Tandis qu’au 17e siècle, époque de croissance économique et démographique en Europe, on cherche à mettre en avant l’individu (sous l’influence entre autres des études philosophiques menées à l’université de Paris), d’où le développement de la pratique du portrait, auparavant « fortement déconseillée » par l’Église, comme celui de Blanche de Champagne.

Limoges, France, Gisant de Blanche de Champagne (morte en 1283), épouse de Jean Ier, duc de Bretagne, vers 1306, cuivre sur âme de bois (noyer), L. 2,05 ; l. 0,50 ; ép. 0,24 m, Paris, musée du Louvre © RMN-GP (musée du Louvre) / René-Gabriel Ojéda

 

Dans ces deux cas, on note une volonté de mettre en avant la beauté.  Avec la forte présence du sourire, elle peut être vue, parmi d’autres raisons, comme la « confiance en son époque ».

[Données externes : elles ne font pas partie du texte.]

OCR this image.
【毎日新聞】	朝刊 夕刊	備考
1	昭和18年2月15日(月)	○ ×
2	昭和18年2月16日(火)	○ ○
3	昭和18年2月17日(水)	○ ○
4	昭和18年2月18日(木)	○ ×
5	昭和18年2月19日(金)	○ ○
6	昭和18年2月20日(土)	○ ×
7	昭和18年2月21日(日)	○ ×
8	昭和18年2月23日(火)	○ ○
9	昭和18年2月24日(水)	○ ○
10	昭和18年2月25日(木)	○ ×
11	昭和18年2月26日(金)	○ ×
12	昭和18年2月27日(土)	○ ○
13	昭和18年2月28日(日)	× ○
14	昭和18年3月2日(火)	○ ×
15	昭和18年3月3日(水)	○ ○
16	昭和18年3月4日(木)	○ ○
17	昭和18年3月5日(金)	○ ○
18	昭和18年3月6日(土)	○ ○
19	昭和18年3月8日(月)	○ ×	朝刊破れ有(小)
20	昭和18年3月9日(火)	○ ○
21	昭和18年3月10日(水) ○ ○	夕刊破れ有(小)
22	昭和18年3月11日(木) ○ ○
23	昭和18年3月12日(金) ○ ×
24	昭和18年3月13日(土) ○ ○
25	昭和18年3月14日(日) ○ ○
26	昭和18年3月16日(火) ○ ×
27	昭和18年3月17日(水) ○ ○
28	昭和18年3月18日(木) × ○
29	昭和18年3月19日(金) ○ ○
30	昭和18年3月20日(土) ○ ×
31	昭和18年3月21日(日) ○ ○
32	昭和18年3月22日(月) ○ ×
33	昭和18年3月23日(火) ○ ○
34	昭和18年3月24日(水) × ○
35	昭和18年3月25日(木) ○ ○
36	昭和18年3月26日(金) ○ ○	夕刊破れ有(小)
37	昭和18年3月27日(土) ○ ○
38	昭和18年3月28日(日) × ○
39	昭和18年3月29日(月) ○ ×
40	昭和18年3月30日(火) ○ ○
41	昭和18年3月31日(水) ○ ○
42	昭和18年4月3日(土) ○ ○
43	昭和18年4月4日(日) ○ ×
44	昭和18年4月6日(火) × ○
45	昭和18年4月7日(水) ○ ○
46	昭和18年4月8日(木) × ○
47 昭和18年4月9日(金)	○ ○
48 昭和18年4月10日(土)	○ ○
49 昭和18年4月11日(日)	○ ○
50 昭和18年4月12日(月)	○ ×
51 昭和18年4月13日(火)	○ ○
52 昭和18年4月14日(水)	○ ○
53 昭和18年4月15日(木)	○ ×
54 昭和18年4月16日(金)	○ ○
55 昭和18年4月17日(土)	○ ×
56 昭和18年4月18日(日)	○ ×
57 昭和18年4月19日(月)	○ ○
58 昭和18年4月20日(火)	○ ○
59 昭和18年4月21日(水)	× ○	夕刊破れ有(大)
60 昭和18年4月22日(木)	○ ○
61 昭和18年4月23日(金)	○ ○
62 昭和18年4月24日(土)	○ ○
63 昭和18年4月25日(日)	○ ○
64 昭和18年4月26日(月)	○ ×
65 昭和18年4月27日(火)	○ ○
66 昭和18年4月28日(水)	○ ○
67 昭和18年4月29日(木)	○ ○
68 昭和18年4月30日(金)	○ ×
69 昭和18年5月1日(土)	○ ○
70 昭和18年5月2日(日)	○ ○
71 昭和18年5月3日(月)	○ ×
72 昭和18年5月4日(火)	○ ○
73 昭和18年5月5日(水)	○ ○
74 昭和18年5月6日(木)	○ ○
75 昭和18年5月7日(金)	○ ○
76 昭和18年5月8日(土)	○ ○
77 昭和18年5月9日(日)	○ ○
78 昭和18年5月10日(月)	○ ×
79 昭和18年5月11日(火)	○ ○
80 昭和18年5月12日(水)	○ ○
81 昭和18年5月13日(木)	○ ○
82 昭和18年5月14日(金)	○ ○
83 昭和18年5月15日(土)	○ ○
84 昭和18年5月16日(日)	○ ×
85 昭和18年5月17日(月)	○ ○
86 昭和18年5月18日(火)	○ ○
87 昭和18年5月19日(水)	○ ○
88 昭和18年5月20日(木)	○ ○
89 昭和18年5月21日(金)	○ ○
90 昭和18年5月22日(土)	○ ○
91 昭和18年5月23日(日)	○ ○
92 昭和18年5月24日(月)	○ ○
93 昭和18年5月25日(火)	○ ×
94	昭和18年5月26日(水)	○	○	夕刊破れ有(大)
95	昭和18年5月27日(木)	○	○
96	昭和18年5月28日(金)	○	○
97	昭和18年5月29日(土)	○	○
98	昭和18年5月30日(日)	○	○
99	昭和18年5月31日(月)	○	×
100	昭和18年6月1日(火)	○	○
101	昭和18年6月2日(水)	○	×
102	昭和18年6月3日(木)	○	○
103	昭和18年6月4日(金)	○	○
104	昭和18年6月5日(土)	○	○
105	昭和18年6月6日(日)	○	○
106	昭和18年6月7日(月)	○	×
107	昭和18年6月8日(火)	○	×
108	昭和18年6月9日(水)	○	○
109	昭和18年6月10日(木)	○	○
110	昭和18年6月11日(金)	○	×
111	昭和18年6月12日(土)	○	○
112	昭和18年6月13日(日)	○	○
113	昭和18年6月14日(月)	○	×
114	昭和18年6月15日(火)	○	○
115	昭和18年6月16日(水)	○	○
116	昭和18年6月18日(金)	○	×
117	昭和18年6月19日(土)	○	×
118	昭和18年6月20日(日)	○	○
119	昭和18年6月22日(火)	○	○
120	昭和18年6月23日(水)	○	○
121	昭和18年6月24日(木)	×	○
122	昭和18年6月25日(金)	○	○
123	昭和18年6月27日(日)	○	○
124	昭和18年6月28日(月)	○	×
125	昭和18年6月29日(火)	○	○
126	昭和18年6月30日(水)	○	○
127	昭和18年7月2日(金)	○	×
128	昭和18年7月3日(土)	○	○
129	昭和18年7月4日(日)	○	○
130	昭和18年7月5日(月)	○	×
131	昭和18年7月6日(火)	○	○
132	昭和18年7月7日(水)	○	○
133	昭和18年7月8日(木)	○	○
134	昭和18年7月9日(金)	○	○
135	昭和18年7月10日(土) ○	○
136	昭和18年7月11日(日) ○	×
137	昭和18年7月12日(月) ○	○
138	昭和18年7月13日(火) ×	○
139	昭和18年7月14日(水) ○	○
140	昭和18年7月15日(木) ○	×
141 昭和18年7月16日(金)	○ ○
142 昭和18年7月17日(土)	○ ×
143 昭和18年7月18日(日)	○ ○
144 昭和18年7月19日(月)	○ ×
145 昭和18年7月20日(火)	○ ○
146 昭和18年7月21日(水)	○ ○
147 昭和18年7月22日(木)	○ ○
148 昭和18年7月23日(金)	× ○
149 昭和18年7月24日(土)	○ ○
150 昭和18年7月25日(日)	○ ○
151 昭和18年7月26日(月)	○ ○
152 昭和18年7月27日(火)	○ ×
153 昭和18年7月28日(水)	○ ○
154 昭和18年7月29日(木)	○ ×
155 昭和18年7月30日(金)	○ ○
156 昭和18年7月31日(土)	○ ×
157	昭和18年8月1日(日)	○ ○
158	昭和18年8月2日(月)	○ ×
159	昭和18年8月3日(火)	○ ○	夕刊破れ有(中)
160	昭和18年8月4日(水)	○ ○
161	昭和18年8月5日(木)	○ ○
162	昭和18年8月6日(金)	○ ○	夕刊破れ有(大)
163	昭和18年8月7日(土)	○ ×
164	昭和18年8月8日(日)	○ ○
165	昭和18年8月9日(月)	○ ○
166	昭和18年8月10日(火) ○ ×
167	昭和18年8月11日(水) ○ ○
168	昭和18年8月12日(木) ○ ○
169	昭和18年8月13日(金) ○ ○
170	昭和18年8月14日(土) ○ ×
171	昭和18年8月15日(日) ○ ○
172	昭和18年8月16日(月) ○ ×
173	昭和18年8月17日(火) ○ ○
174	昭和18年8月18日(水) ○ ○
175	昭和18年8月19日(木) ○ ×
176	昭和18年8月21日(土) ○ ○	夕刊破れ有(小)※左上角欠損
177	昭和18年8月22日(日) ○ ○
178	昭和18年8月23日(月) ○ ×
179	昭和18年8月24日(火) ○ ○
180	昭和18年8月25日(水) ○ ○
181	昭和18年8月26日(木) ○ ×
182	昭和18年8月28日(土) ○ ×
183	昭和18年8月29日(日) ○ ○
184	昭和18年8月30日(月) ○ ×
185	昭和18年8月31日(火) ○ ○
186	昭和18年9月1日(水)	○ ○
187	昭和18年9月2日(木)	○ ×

Le sourire de Blanche est aussi celui de la confiance et de la sérénité, qui a fait son retour dans les arts chrétiens au Moyen âge, essentiellement sur les vierges à l’enfant, où Marie devient une figure apaisante pour le fidèle.

Nevers, France, Vierge à l’Enfant, provenant d’une léproserie, vers 1350-1375, pierre calcaire polychrome, H. 1,10 ; l. 0,44 ; pr. 0,34 m, Paris, musée du Louvre © RMN-GP (musée du Louvre) / Tony Querrec

 

Mais ce sourire reste timide :  la bouche est fermée. Dans le monde chrétien occidental, il ne faut pas montrer pas ses dents : elles sont une de nos dernières armes, elles sont un rappel de notre bestialité. Aujourd’hui encore, mordre est un acte vil, réprimé dès l’enfance, qui ne saurait être toléré, même lors des matchs de boxe (pour mémoire, Mike Tyson arrachant avec ses dents un morceau d’oreille de son adversaire Evander Holyfield, geste horrifiant les États-Unis…)

Celui qui montre les dents est une bête sauvage, en témoigne le chapiteau de la cathédrale Notre-Dame-des-Doms, où le monstre exhibe ses dents pour effrayer les mauvais esprits.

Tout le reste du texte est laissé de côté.